CANDIDATES INCLUDED A FORMER DEAN OF IMPERIAL COLLEGE & MARYLAND’S SMITH SCHOOL

Of the three, Anandalingam brought the most administrative experience to the game. He had been dean of Imperial College Business School at Imperial College London from August 2013 to July 2016 after serving as dean of the Smith School of Business at Maryland from 2007 to 2013. The former dean received his Ph.D. from Harvard University, and his B.A. from Cambridge University.

Ordóñez, who has taught Applied Business Statistics at Eller, has been a vice dean at the school since 2015 and a faculty member since 1994. She was recently co-chair of an effort to devise a university-wide strategic plan. TK earned her PhD in quantitative psychology from UC-Berkeley and also has a master’s in marketing from Berkeley’s Haas School of Business.

Hubbard, who had also taught at Chicago Booth and in UCLA’s economics department earlier in his career, served as senior associate dean for strategic initiatives at Kellogg from 2012-2015. He earned his PhD in economics from Stanford University after gaining his bachelor’s degree in economics with high honors from Princeton University.

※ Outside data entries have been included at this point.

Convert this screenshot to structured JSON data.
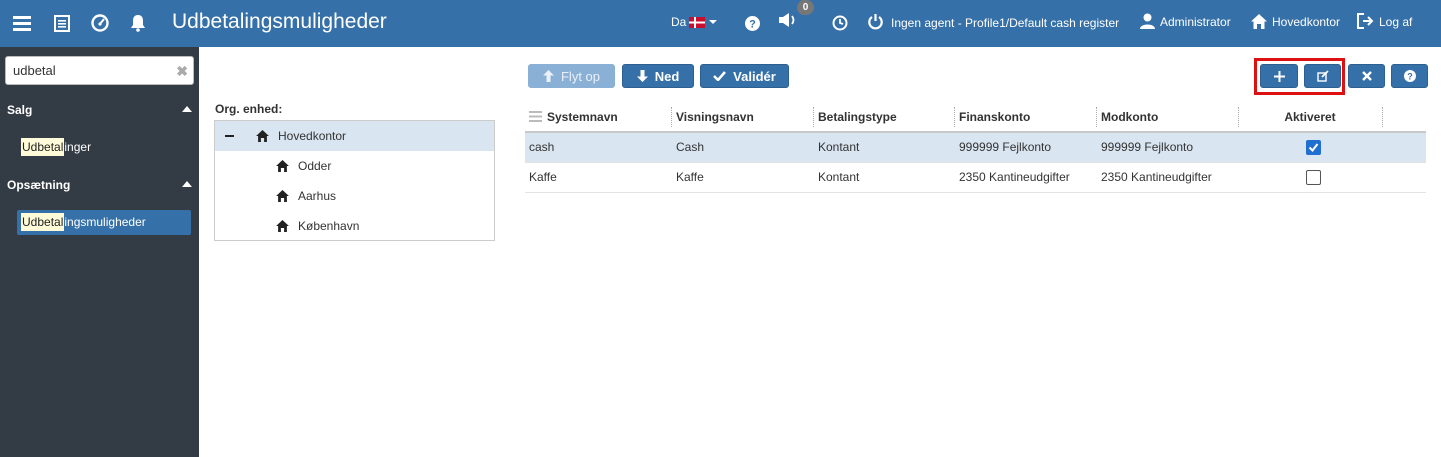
{
  "header": {
    "title": "Udbetalingsmuligheder",
    "language": "Da",
    "notifications_count": "0",
    "agent_label": "Ingen agent - Profile1/Default cash register",
    "user_label": "Administrator",
    "office_label": "Hovedkontor",
    "logout_label": "Log af",
    "icons": [
      "menu-icon",
      "list-icon",
      "dashboard-icon",
      "bell-icon",
      "flag-dk-icon",
      "help-icon",
      "megaphone-icon",
      "clock-icon",
      "power-icon",
      "user-icon",
      "home-icon",
      "logout-icon"
    ]
  },
  "sidebar": {
    "search_value": "udbetal",
    "sections": [
      {
        "label": "Salg",
        "items": [
          {
            "match": "Udbetal",
            "rest": "inger"
          }
        ]
      },
      {
        "label": "Opsætning",
        "items": [
          {
            "match": "Udbetal",
            "rest": "ingsmuligheder"
          }
        ]
      }
    ]
  },
  "org": {
    "label": "Org. enhed:",
    "units": [
      "Hovedkontor",
      "Odder",
      "Aarhus",
      "København"
    ]
  },
  "toolbar": {
    "move_up_label": "Flyt op",
    "down_label": "Ned",
    "validate_label": "Validér",
    "icon_buttons": [
      "add-icon",
      "edit-icon",
      "delete-icon",
      "help-icon"
    ]
  },
  "grid": {
    "columns": [
      "Systemnavn",
      "Visningsnavn",
      "Betalingstype",
      "Finanskonto",
      "Modkonto",
      "Aktiveret"
    ],
    "rows": [
      {
        "systemnavn": "cash",
        "visningsnavn": "Cash",
        "betalingstype": "Kontant",
        "finanskonto": "999999 Fejlkonto",
        "modkonto": "999999 Fejlkonto",
        "aktiveret": true
      },
      {
        "systemnavn": "Kaffe",
        "visningsnavn": "Kaffe",
        "betalingstype": "Kontant",
        "finanskonto": "2350 Kantineudgifter",
        "modkonto": "2350 Kantineudgifter",
        "aktiveret": false
      }
    ]
  },
  "colors": {
    "primary": "#3670a8",
    "sidebar": "#333b44",
    "selected_row": "#d9e5f1",
    "highlight": "#d11111"
  }
}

SOURCES SAY FINANCE PROFS PUSHED BACK AND URGED THE PROVOST TO REOPEN THE SEARCH

All three candidates visited the campus in early November to meet with faculty, staff, students and board members in a series of group meetings and town halls but failed to generate much enthusiasm with students or several influential faculty members. Sources tell Poets&Quants that several of Anderson’s finance professors, long a powerful and influential group at the school, pushed back against the three finalists, none of which have finance backgrounds. They apparently confined the provost to reopen the search. Only one member of the search committee has a finance background, Mark J. Garmaise, who joined Anderson as a visiting assistant professor in finance in 2001.

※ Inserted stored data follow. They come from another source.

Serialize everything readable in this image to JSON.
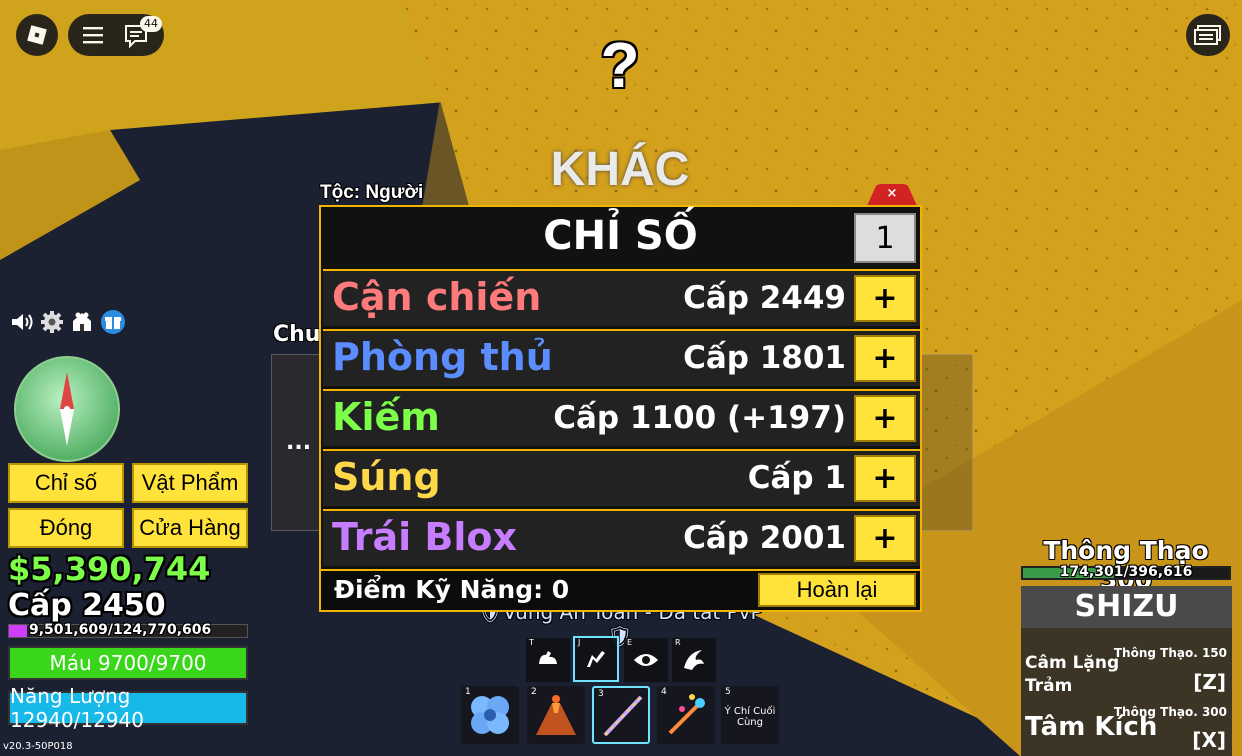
{
  "topbar": {
    "chat_badge": "44"
  },
  "center_header": {
    "question_mark": "?",
    "title": "KHÁC"
  },
  "race_label": "Tộc: Người",
  "hidden_label": "Chu",
  "hidden_dots": "...",
  "stats_panel": {
    "title": "CHỈ SỐ",
    "amount_value": "1",
    "close_label": "×",
    "rows": [
      {
        "name": "Cận chiến",
        "level": "Cấp 2449",
        "color": "#ff7a7a",
        "plus": "+"
      },
      {
        "name": "Phòng thủ",
        "level": "Cấp 1801",
        "color": "#5b8dff",
        "plus": "+"
      },
      {
        "name": "Kiếm",
        "level": "Cấp 1100 (+197)",
        "color": "#7dff4a",
        "plus": "+"
      },
      {
        "name": "Súng",
        "level": "Cấp 1",
        "color": "#ffd84a",
        "plus": "+"
      },
      {
        "name": "Trái Blox",
        "level": "Cấp 2001",
        "color": "#c77dff",
        "plus": "+"
      }
    ],
    "skill_points": "Điểm Kỹ Năng: 0",
    "reset_label": "Hoàn lại"
  },
  "left_menu": {
    "stats_button": "Chỉ số",
    "items_button": "Vật Phẩm",
    "close_button": "Đóng",
    "shop_button": "Cửa Hàng"
  },
  "player": {
    "money": "$5,390,744",
    "level": "Cấp 2450",
    "xp": "9,501,609/124,770,606",
    "xp_fraction": 0.076,
    "health": "Máu 9700/9700",
    "energy": "Năng Lượng 12940/12940"
  },
  "version": "v20.3-50P018",
  "pvp_banner": "Vùng An Toàn - Đã tắt PvP",
  "skill_keys": [
    "T",
    "J",
    "E",
    "R"
  ],
  "hotbar": [
    {
      "num": "1",
      "icon": "blue-flower-fruit-icon"
    },
    {
      "num": "2",
      "icon": "volcano-fruit-icon"
    },
    {
      "num": "3",
      "icon": "staff-icon"
    },
    {
      "num": "4",
      "icon": "jeweled-sword-icon"
    },
    {
      "num": "5",
      "label": "Ý Chí Cuối Cùng"
    }
  ],
  "right_panel": {
    "mastery_title": "Thông Thạo 300",
    "mastery_progress": "174,301/396,616",
    "mastery_fraction": 0.44,
    "weapon_name": "SHIZU",
    "skills": [
      {
        "name": "Câm Lặng Trảm",
        "req": "Thông Thạo. 150",
        "key": "[Z]"
      },
      {
        "name": "Tâm Kích",
        "req": "Thông Thạo. 300",
        "key": "[X]"
      }
    ]
  }
}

ULCA is in the market at a time when dean searches are also underway at several other highly prominent business schools, including Northwestern University’s Kellogg School of Management and Yale University’s School of Management. The redo will likely make it even more difficult for UCLA to find a candidate willing to go into a failed search situation after three of the committee’s top choices were rejected by the university. Korn Ferry’s Ken Kring, who recently completed a successful dean search at UC-Berkeley’s Haas School, is leading the Anderson search (see Haas Picks Wharton Female Professor As New Dean).

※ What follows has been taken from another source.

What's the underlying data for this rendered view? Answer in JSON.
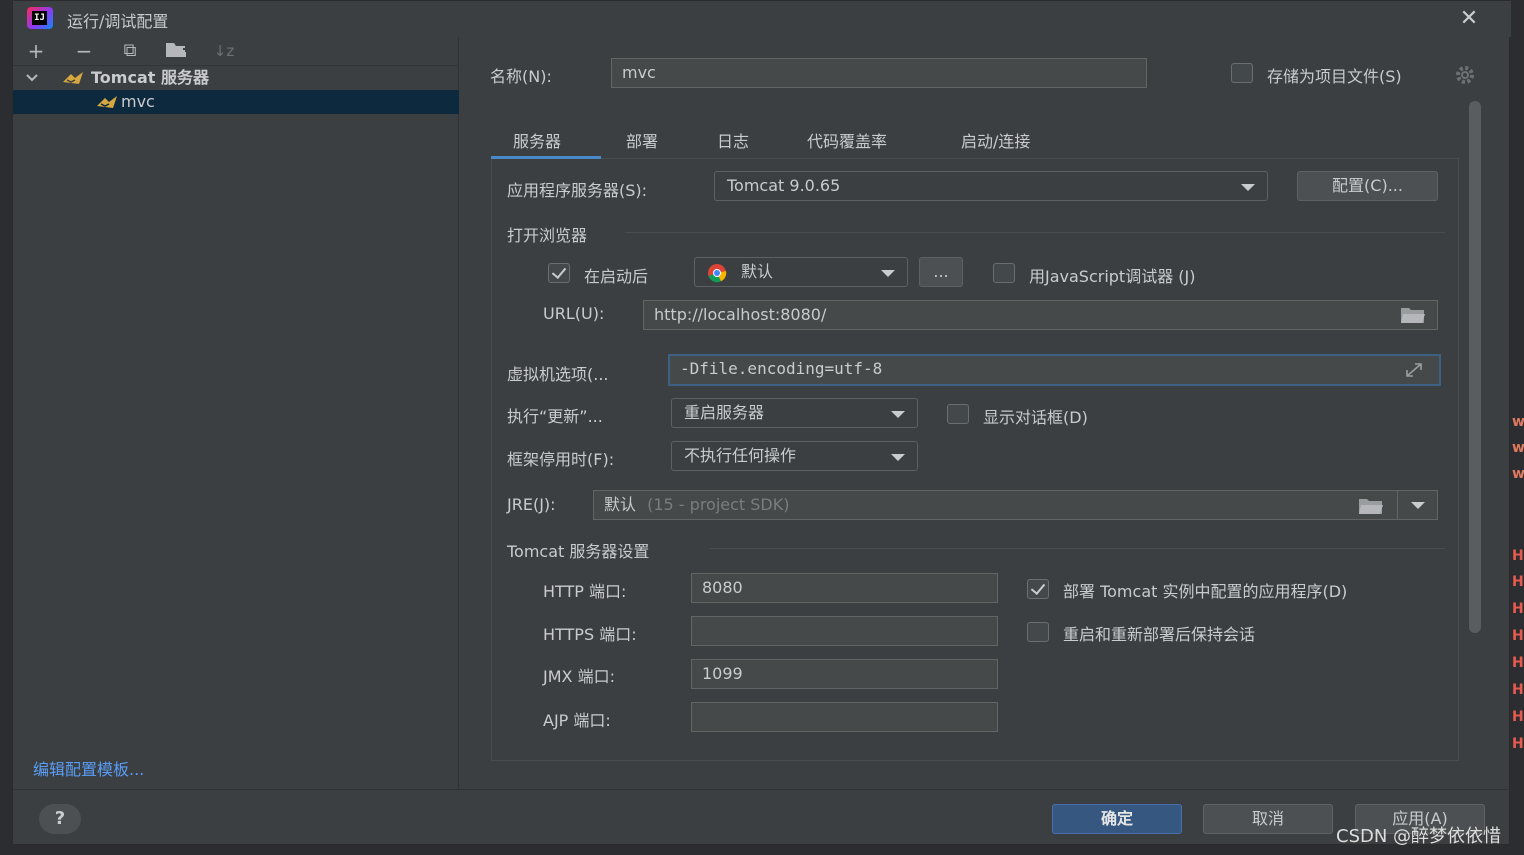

Yet, the Anderson deanship is a plum job. One of UCLA’s 12 professional schools, the school has approximately 193 full-time and part-time faculty (of whom 86 are tenure track) and also houses nine faculty-led centers and initiatives.  Anderson, with a full-time MBA program ranked 15th in the U.S. by Poets&Quants, has approximately 2,200 students enrolled in M.B.A., M.S. and Ph.D. programs. The school’s operating budget totals $145 million and it boasts endowed funds of more than $280 million and raises some $26 million annually in philanthropic and other external support.